Existiert sie überhaupt noch, die deutsch-amerikanische Freundschaft, die dieser Tage wieder so oft beschworen wird? Welche Basis bleibt ihr nach den Anfeindungen in den Trump-Jahren? Es waren grundsätzliche Fragen, die Bundesaußenminister Heiko Maas auf der Europa-Tagung erörterte.

Freundschaft, sagte er, sei für ihn etwas Persönliches. Sie könne zwischen Menschen wachsen, nicht zwischen Staaten. Partnerschaft hält Maas für den geeigneteren Begriff in den internationalen Beziehungen. Sie setzt Vertrauen voraus, das nach dem Amtsantritt von US-Präsident Joe Biden wieder aufgebaut werden muss. Maas hofft, dass das gelingt.

Es sei erfreulich gewesen, berichtete er, im Gespräch mit seinem neuen amerikanischen Amtskollegen Antony Blinken festgestellt zu haben, wie groß die Gemeinsamkeiten zwischen der Bundesregierung und der neuen Führung in Washington sind. Maas stellte die Klimapolitik heraus. Die USA hätten erkannt: „Alle großen Herausforderungen sind grenzenlos“, sagte er.

Vieles verändert sich im transatlantischen Verhältnis, jetzt da Biden und Blinken die Außenpolitik Amerikas prägen. Für Trump war Europa ein Gegner, vielleicht sogar ein Feind. Die EU war der institutionalisierte Gegenentwurf zu seiner politischen Maxime: America First. Der Regierungswechsel in Washington bedeutet nun die Abkehr von Trumps Nationalismus und die Rückbesinnung der USA auf ihre traditionelle Bündnispolitik.

Das wirkt sich schon jetzt positiv auf Konflikte aus, die an der Peripherie Europas vor sich hin schwelen. Maas nannte die Spannungen zwischen der Türkei und Griechenland. „Sehr konfrontativ“ sei Ankaras Politik zuletzt gewesen, jetzt aber bestehe die Chance, das Verhältnis zu Europa wieder zu verbessern. Deshalb habe die EU auch von Sanktionen abgesehen.

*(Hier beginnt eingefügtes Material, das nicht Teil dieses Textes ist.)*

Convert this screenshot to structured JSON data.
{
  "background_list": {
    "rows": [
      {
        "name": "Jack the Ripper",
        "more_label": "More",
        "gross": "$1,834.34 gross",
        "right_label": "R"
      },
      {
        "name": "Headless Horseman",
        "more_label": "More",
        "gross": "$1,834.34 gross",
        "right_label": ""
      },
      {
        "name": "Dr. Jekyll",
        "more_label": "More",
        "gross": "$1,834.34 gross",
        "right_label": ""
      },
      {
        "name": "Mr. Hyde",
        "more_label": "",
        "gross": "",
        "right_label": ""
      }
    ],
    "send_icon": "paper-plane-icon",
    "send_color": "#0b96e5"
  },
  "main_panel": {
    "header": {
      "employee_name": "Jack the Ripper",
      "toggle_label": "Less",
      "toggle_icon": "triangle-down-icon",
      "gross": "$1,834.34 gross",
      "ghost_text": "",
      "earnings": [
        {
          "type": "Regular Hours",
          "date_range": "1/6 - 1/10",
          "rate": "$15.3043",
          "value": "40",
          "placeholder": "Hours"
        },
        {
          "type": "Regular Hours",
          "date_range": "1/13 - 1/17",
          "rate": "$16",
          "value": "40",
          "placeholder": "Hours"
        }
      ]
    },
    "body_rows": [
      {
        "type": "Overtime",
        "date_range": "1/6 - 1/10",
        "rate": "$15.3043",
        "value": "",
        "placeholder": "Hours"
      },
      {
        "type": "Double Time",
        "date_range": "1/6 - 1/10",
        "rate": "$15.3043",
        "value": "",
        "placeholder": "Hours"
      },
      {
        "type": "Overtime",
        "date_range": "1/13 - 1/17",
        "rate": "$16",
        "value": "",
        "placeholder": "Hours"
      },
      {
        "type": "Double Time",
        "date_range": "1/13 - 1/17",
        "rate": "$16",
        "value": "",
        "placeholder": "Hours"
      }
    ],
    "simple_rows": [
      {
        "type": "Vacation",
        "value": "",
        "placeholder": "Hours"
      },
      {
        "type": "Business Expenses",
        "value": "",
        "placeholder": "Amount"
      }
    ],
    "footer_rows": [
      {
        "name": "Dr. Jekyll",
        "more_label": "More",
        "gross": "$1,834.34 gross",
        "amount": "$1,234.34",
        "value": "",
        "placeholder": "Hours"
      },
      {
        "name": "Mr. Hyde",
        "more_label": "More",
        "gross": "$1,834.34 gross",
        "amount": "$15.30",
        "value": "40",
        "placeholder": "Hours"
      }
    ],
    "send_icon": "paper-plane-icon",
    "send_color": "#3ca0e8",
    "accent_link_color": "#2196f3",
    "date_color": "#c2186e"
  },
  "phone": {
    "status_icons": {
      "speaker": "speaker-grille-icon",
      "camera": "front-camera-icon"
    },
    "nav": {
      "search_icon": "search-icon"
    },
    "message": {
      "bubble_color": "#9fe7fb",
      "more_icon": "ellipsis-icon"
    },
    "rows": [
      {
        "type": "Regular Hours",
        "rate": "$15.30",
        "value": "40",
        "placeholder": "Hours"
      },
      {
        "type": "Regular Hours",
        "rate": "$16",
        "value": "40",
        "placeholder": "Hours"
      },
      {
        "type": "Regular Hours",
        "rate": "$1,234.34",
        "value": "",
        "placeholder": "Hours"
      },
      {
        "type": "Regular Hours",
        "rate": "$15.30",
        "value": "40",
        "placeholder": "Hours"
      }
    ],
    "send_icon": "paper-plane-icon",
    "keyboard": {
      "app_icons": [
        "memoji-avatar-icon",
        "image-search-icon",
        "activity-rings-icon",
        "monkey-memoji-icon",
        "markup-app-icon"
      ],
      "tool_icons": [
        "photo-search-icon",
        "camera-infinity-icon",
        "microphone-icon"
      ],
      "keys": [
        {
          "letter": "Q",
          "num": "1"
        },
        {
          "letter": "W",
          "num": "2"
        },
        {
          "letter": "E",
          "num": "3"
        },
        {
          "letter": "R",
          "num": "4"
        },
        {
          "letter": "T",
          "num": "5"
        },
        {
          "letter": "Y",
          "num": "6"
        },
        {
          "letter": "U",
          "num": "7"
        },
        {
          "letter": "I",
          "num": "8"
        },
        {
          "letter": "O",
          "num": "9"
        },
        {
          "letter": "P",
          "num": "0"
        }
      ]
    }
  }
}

Sehr deutlich wurde Maas, als das Gespräch auf China kam. Er sieht die Volksrepublik nicht nur als Deutschlands größten Handelspartner, sondern auch als „systemischen Rivalen, der in der Corona-Pandemie glaubt, der Welt erklären zu müssen, dass die liberalen Demokratien damit nicht umgehen können“. Auch deshalb sei es wichtig, dass Amerika und Europa von nun an wieder „auf derselben Seite des Spielfelds“ stünden.